(Bloomberg) -- The U.S. is poised to indict Venezuelan President Nicolas Maduro and other key aides as the Trump administration ramps up pressure on an adversary it has sought to push aside, according to sources familiar with the decision.
The news comes as U.S. Attorney General William Barr prepares to make an announcement at 11 a.m. EST.
President Donald Trump and top U.S. officials have long sought to oust Maduro’s regime but have so far failed to replace him with the opposition leader they support, National Assembly President Juan Guaido. The charges, which were reported earlier by CNN and the Miami Herald, will be related to drug trafficking, the people said.
About $2 billion worth of cocaine, about a quarter of what’s produced in Colombia in a year, passes through Venezuela before making its way to other countries last year, according to Jeremy McDermott, co-founder of Insight Crime, a research group that studies organized crime.

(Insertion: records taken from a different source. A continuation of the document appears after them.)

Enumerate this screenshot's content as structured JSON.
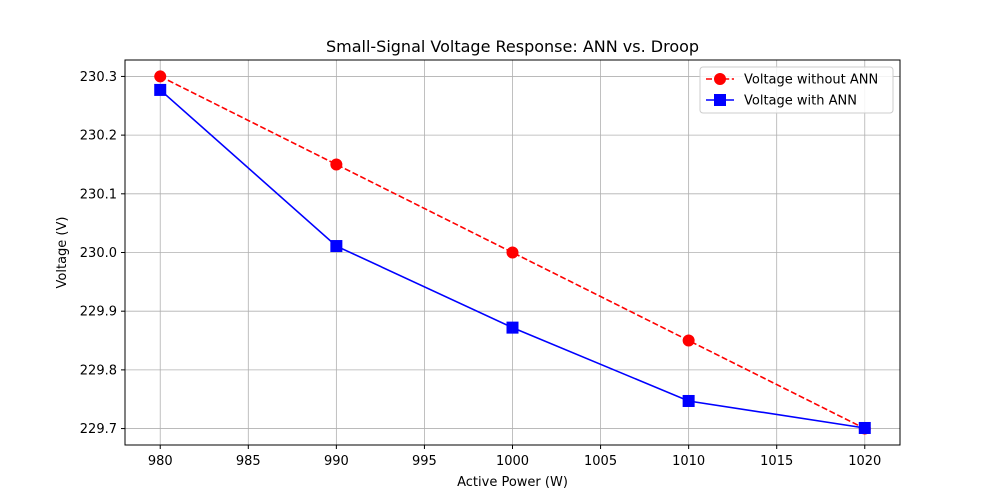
{
  "chart_data": {
    "type": "line",
    "title": "Small-Signal Voltage Response: ANN vs. Droop",
    "xlabel": "Active Power (W)",
    "ylabel": "Voltage (V)",
    "xlim": [
      978,
      1022
    ],
    "ylim": [
      229.672,
      230.328
    ],
    "xticks": [
      980,
      985,
      990,
      995,
      1000,
      1005,
      1010,
      1015,
      1020
    ],
    "yticks": [
      229.7,
      229.8,
      229.9,
      230.0,
      230.1,
      230.2,
      230.3
    ],
    "xtick_labels": [
      "980",
      "985",
      "990",
      "995",
      "1000",
      "1005",
      "1010",
      "1015",
      "1020"
    ],
    "ytick_labels": [
      "229.7",
      "229.8",
      "229.9",
      "230.0",
      "230.1",
      "230.2",
      "230.3"
    ],
    "grid": true,
    "legend_position": "top-right",
    "x": [
      980,
      990,
      1000,
      1010,
      1020
    ],
    "series": [
      {
        "name": "Voltage without ANN",
        "values": [
          230.3,
          230.15,
          230.0,
          229.85,
          229.7
        ],
        "color": "#ff0000",
        "linestyle": "dashed",
        "marker": "circle"
      },
      {
        "name": "Voltage with ANN",
        "values": [
          230.277,
          230.011,
          229.872,
          229.747,
          229.701
        ],
        "color": "#0000ff",
        "linestyle": "solid",
        "marker": "square"
      }
    ]
  }
}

There’s evidence that the criminal groups that transport these drugs have infiltrated Venezuelan government security forces, forming a network known as the ‘Cartel of the Suns’ to facilitate the passage of illicit drugs into and out the country, according to a 2019 report by the United Nations’ International Narcotics Control Board.
The indictment against Maduro, a sitting head of state, would be the first since the U.S. issued charges against former Panamanian strongman Manuel Noriega. Noriega was eventually captured and sentenced to prison after then-President George H.W. Bush sent troops to the country to bring him to justice.